The Offer
I’d been a runaway in Hollywood, California for a few months and had gotten quite comfortable with the culture of hitchhiking to get around town. All a girl had to do was stick out her thumb and usually the first car that saw her pulled to the side. It seemed that everyone my age got around that way in the Hollywood area, at least back in 1968.
So I would stick out my thumb and hop into cars without a care in the world at the age of 16. Friends of a big sister, who I barely knew, had taken me to California and sort of dropped me off to fend for myself. Somehow I had connections, from Texas friends visiting. And I was put up from place to place, by various friends of friends, and never violated. I cleaned the homes of the people who took me in. I’d become a pro at that having been trained by my second foster mother, Nora.

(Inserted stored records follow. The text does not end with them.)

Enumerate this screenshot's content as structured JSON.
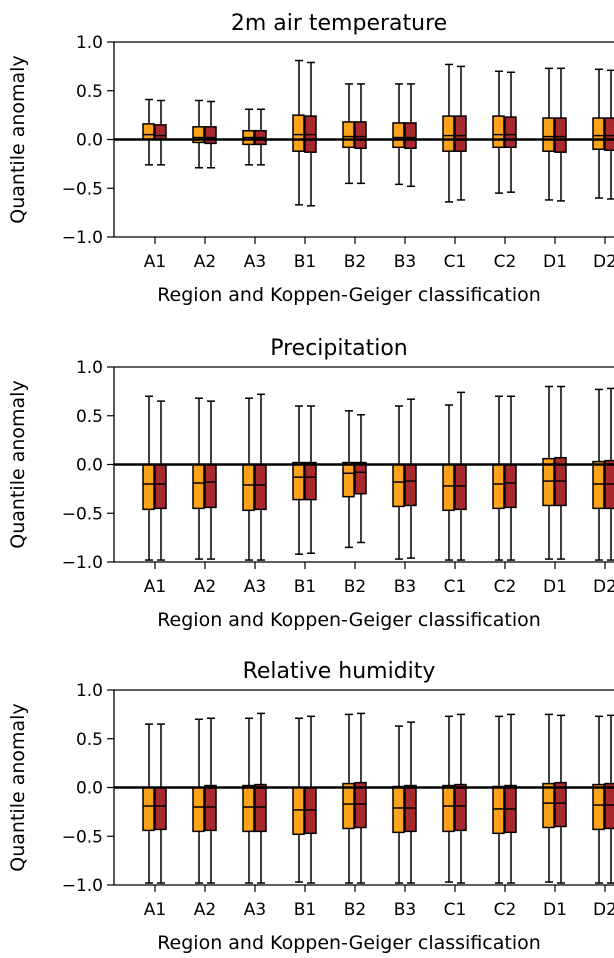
{
  "colors": {
    "series_a": "#fca21b",
    "series_b": "#a8292d",
    "stroke": "#000000"
  },
  "chart_data": [
    {
      "type": "box",
      "title": "2m air temperature",
      "xlabel": "Region and Koppen-Geiger classification",
      "ylabel": "Quantile anomaly",
      "ylim": [
        -1.0,
        1.0
      ],
      "yticks": [
        1.0,
        0.5,
        0.0,
        -0.5,
        -1.0
      ],
      "ytick_labels": [
        "1.0",
        "0.5",
        "0.0",
        "−0.5",
        "−1.0"
      ],
      "categories": [
        "A1",
        "A2",
        "A3",
        "B1",
        "B2",
        "B3",
        "C1",
        "C2",
        "D1",
        "D2"
      ],
      "reference_line": 0.0,
      "series": [
        {
          "boxes": [
            {
              "whislo": -0.26,
              "q1": 0.0,
              "med": 0.05,
              "q3": 0.16,
              "whishi": 0.41
            },
            {
              "whislo": -0.29,
              "q1": -0.03,
              "med": 0.02,
              "q3": 0.13,
              "whishi": 0.4
            },
            {
              "whislo": -0.26,
              "q1": -0.05,
              "med": 0.02,
              "q3": 0.09,
              "whishi": 0.31
            },
            {
              "whislo": -0.67,
              "q1": -0.12,
              "med": 0.05,
              "q3": 0.25,
              "whishi": 0.81
            },
            {
              "whislo": -0.45,
              "q1": -0.08,
              "med": 0.03,
              "q3": 0.18,
              "whishi": 0.57
            },
            {
              "whislo": -0.46,
              "q1": -0.08,
              "med": 0.02,
              "q3": 0.17,
              "whishi": 0.57
            },
            {
              "whislo": -0.64,
              "q1": -0.12,
              "med": 0.04,
              "q3": 0.24,
              "whishi": 0.77
            },
            {
              "whislo": -0.55,
              "q1": -0.08,
              "med": 0.05,
              "q3": 0.24,
              "whishi": 0.7
            },
            {
              "whislo": -0.62,
              "q1": -0.12,
              "med": 0.03,
              "q3": 0.22,
              "whishi": 0.73
            },
            {
              "whislo": -0.6,
              "q1": -0.1,
              "med": 0.04,
              "q3": 0.22,
              "whishi": 0.72
            }
          ]
        },
        {
          "boxes": [
            {
              "whislo": -0.26,
              "q1": 0.0,
              "med": 0.04,
              "q3": 0.15,
              "whishi": 0.4
            },
            {
              "whislo": -0.29,
              "q1": -0.04,
              "med": 0.02,
              "q3": 0.13,
              "whishi": 0.39
            },
            {
              "whislo": -0.26,
              "q1": -0.05,
              "med": 0.02,
              "q3": 0.09,
              "whishi": 0.31
            },
            {
              "whislo": -0.68,
              "q1": -0.13,
              "med": 0.05,
              "q3": 0.24,
              "whishi": 0.79
            },
            {
              "whislo": -0.45,
              "q1": -0.09,
              "med": 0.03,
              "q3": 0.18,
              "whishi": 0.57
            },
            {
              "whislo": -0.48,
              "q1": -0.09,
              "med": 0.02,
              "q3": 0.17,
              "whishi": 0.57
            },
            {
              "whislo": -0.62,
              "q1": -0.12,
              "med": 0.04,
              "q3": 0.24,
              "whishi": 0.75
            },
            {
              "whislo": -0.54,
              "q1": -0.08,
              "med": 0.05,
              "q3": 0.23,
              "whishi": 0.69
            },
            {
              "whislo": -0.63,
              "q1": -0.13,
              "med": 0.03,
              "q3": 0.22,
              "whishi": 0.73
            },
            {
              "whislo": -0.61,
              "q1": -0.11,
              "med": 0.04,
              "q3": 0.22,
              "whishi": 0.71
            }
          ]
        }
      ]
    },
    {
      "type": "box",
      "title": "Precipitation",
      "xlabel": "Region and Koppen-Geiger classification",
      "ylabel": "Quantile anomaly",
      "ylim": [
        -1.0,
        1.0
      ],
      "yticks": [
        1.0,
        0.5,
        0.0,
        -0.5,
        -1.0
      ],
      "ytick_labels": [
        "1.0",
        "0.5",
        "0.0",
        "−0.5",
        "−1.0"
      ],
      "categories": [
        "A1",
        "A2",
        "A3",
        "B1",
        "B2",
        "B3",
        "C1",
        "C2",
        "D1",
        "D2"
      ],
      "reference_line": 0.0,
      "series": [
        {
          "boxes": [
            {
              "whislo": -0.98,
              "q1": -0.46,
              "med": -0.2,
              "q3": 0.0,
              "whishi": 0.7
            },
            {
              "whislo": -0.97,
              "q1": -0.45,
              "med": -0.19,
              "q3": 0.0,
              "whishi": 0.68
            },
            {
              "whislo": -0.98,
              "q1": -0.47,
              "med": -0.21,
              "q3": 0.0,
              "whishi": 0.68
            },
            {
              "whislo": -0.92,
              "q1": -0.36,
              "med": -0.13,
              "q3": 0.02,
              "whishi": 0.6
            },
            {
              "whislo": -0.85,
              "q1": -0.33,
              "med": -0.09,
              "q3": 0.02,
              "whishi": 0.55
            },
            {
              "whislo": -0.97,
              "q1": -0.43,
              "med": -0.18,
              "q3": 0.0,
              "whishi": 0.6
            },
            {
              "whislo": -0.98,
              "q1": -0.47,
              "med": -0.22,
              "q3": 0.0,
              "whishi": 0.61
            },
            {
              "whislo": -0.98,
              "q1": -0.45,
              "med": -0.2,
              "q3": 0.0,
              "whishi": 0.7
            },
            {
              "whislo": -0.97,
              "q1": -0.42,
              "med": -0.17,
              "q3": 0.06,
              "whishi": 0.8
            },
            {
              "whislo": -0.98,
              "q1": -0.45,
              "med": -0.2,
              "q3": 0.03,
              "whishi": 0.77
            }
          ]
        },
        {
          "boxes": [
            {
              "whislo": -0.98,
              "q1": -0.45,
              "med": -0.2,
              "q3": 0.0,
              "whishi": 0.65
            },
            {
              "whislo": -0.97,
              "q1": -0.44,
              "med": -0.18,
              "q3": 0.0,
              "whishi": 0.65
            },
            {
              "whislo": -0.98,
              "q1": -0.46,
              "med": -0.21,
              "q3": 0.0,
              "whishi": 0.72
            },
            {
              "whislo": -0.91,
              "q1": -0.36,
              "med": -0.13,
              "q3": 0.02,
              "whishi": 0.6
            },
            {
              "whislo": -0.8,
              "q1": -0.3,
              "med": -0.08,
              "q3": 0.02,
              "whishi": 0.51
            },
            {
              "whislo": -0.96,
              "q1": -0.42,
              "med": -0.17,
              "q3": 0.0,
              "whishi": 0.67
            },
            {
              "whislo": -0.98,
              "q1": -0.46,
              "med": -0.22,
              "q3": 0.0,
              "whishi": 0.74
            },
            {
              "whislo": -0.98,
              "q1": -0.44,
              "med": -0.19,
              "q3": 0.0,
              "whishi": 0.7
            },
            {
              "whislo": -0.97,
              "q1": -0.42,
              "med": -0.17,
              "q3": 0.07,
              "whishi": 0.8
            },
            {
              "whislo": -0.98,
              "q1": -0.45,
              "med": -0.2,
              "q3": 0.04,
              "whishi": 0.78
            }
          ]
        }
      ]
    },
    {
      "type": "box",
      "title": "Relative humidity",
      "xlabel": "Region and Koppen-Geiger classification",
      "ylabel": "Quantile anomaly",
      "ylim": [
        -1.0,
        1.0
      ],
      "yticks": [
        1.0,
        0.5,
        0.0,
        -0.5,
        -1.0
      ],
      "ytick_labels": [
        "1.0",
        "0.5",
        "0.0",
        "−0.5",
        "−1.0"
      ],
      "categories": [
        "A1",
        "A2",
        "A3",
        "B1",
        "B2",
        "B3",
        "C1",
        "C2",
        "D1",
        "D2"
      ],
      "reference_line": 0.0,
      "series": [
        {
          "boxes": [
            {
              "whislo": -0.98,
              "q1": -0.44,
              "med": -0.19,
              "q3": 0.0,
              "whishi": 0.65
            },
            {
              "whislo": -0.98,
              "q1": -0.45,
              "med": -0.2,
              "q3": 0.0,
              "whishi": 0.7
            },
            {
              "whislo": -0.98,
              "q1": -0.45,
              "med": -0.2,
              "q3": 0.02,
              "whishi": 0.71
            },
            {
              "whislo": -0.97,
              "q1": -0.48,
              "med": -0.23,
              "q3": 0.0,
              "whishi": 0.71
            },
            {
              "whislo": -0.98,
              "q1": -0.42,
              "med": -0.17,
              "q3": 0.04,
              "whishi": 0.75
            },
            {
              "whislo": -0.98,
              "q1": -0.46,
              "med": -0.21,
              "q3": 0.01,
              "whishi": 0.63
            },
            {
              "whislo": -0.97,
              "q1": -0.45,
              "med": -0.19,
              "q3": 0.02,
              "whishi": 0.73
            },
            {
              "whislo": -0.98,
              "q1": -0.47,
              "med": -0.22,
              "q3": 0.01,
              "whishi": 0.73
            },
            {
              "whislo": -0.97,
              "q1": -0.41,
              "med": -0.16,
              "q3": 0.04,
              "whishi": 0.75
            },
            {
              "whislo": -0.98,
              "q1": -0.43,
              "med": -0.18,
              "q3": 0.03,
              "whishi": 0.73
            }
          ]
        },
        {
          "boxes": [
            {
              "whislo": -0.98,
              "q1": -0.43,
              "med": -0.19,
              "q3": 0.0,
              "whishi": 0.65
            },
            {
              "whislo": -0.98,
              "q1": -0.44,
              "med": -0.2,
              "q3": 0.02,
              "whishi": 0.71
            },
            {
              "whislo": -0.98,
              "q1": -0.45,
              "med": -0.2,
              "q3": 0.03,
              "whishi": 0.76
            },
            {
              "whislo": -0.98,
              "q1": -0.47,
              "med": -0.23,
              "q3": 0.0,
              "whishi": 0.73
            },
            {
              "whislo": -0.98,
              "q1": -0.41,
              "med": -0.17,
              "q3": 0.05,
              "whishi": 0.76
            },
            {
              "whislo": -0.98,
              "q1": -0.45,
              "med": -0.21,
              "q3": 0.02,
              "whishi": 0.67
            },
            {
              "whislo": -0.98,
              "q1": -0.44,
              "med": -0.19,
              "q3": 0.03,
              "whishi": 0.75
            },
            {
              "whislo": -0.98,
              "q1": -0.46,
              "med": -0.22,
              "q3": 0.02,
              "whishi": 0.75
            },
            {
              "whislo": -0.98,
              "q1": -0.4,
              "med": -0.16,
              "q3": 0.05,
              "whishi": 0.74
            },
            {
              "whislo": -0.98,
              "q1": -0.42,
              "med": -0.18,
              "q3": 0.04,
              "whishi": 0.74
            }
          ]
        }
      ]
    }
  ]
}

It was the summer that MLK and Bobby Kennedy were shot, it seemed days apart. I got glimpses of the news, moving place to place. I didn’t like the war, I knew that much. But I was clueless and not equipped to be an activist at that time.
One day, a little white convertible sports car zipped up beside me and I hopped right in. I couldn’t believe how exciting it was to feel the full sun on my head and the wind in my hair as we flew down the road.
He said that he had a job to offer me and it involved spending the night with a famous rock star who “liked young girls”. He said the pay was $500. That was a lot of money back then and I really could have used it. I’d taken to smoking cigarette butts I found on the ground to stave off the hunger sometimes.
So I asked him what it was I was supposed to do for the money. I was scared. What exactly did he mean by, “spend the night”? I was hoping he’d tell me he wanted me to sit at a table with him and talk for the night. He couldn’t possibly be suggesting what it sounded like he was suggesting, so I prodded him to be more specific. What exactly did he expect me to do, I asked. He said something like, “You know what I mean.” but I continued to insist on details, hoping that it wasn’t what it sounded like, hoping I could somehow get that money, when he finally said, “Look, I’m asking you if you would have sex with him.” … I don’t remember what I said then, I only know I declined and he immediately pulled the little speedster over and dropped me off.
He was the only person to drop me off by a field, a little outside the perimeters of the safe hitchhiking zone which was a 1.5 mile stretch where Hollywood Blvd and Sunset Strip remained parallel. I never knew what happened with those two streets after that. But on these two streets, for that small stretch, cars cruised slowly and stopped at every half block, so it was easy and safe to jump out of them, which I did have to do a couple of times. Curiously, only this elitest of them all showed me the most arrogant disregard by dropping me off unsafely and unceremoniously. He was on the hunt. A dog and a pimp. And I’ll always wonder who that rock star was.
I even wondered that night if I’d made the right decision, thinking about that five hundred dollars that I could have used. I fantasized that I could have talked the person out of wanting to sleep with me and turned them into a better person. I’m glad I didn’t get the chance to try that out.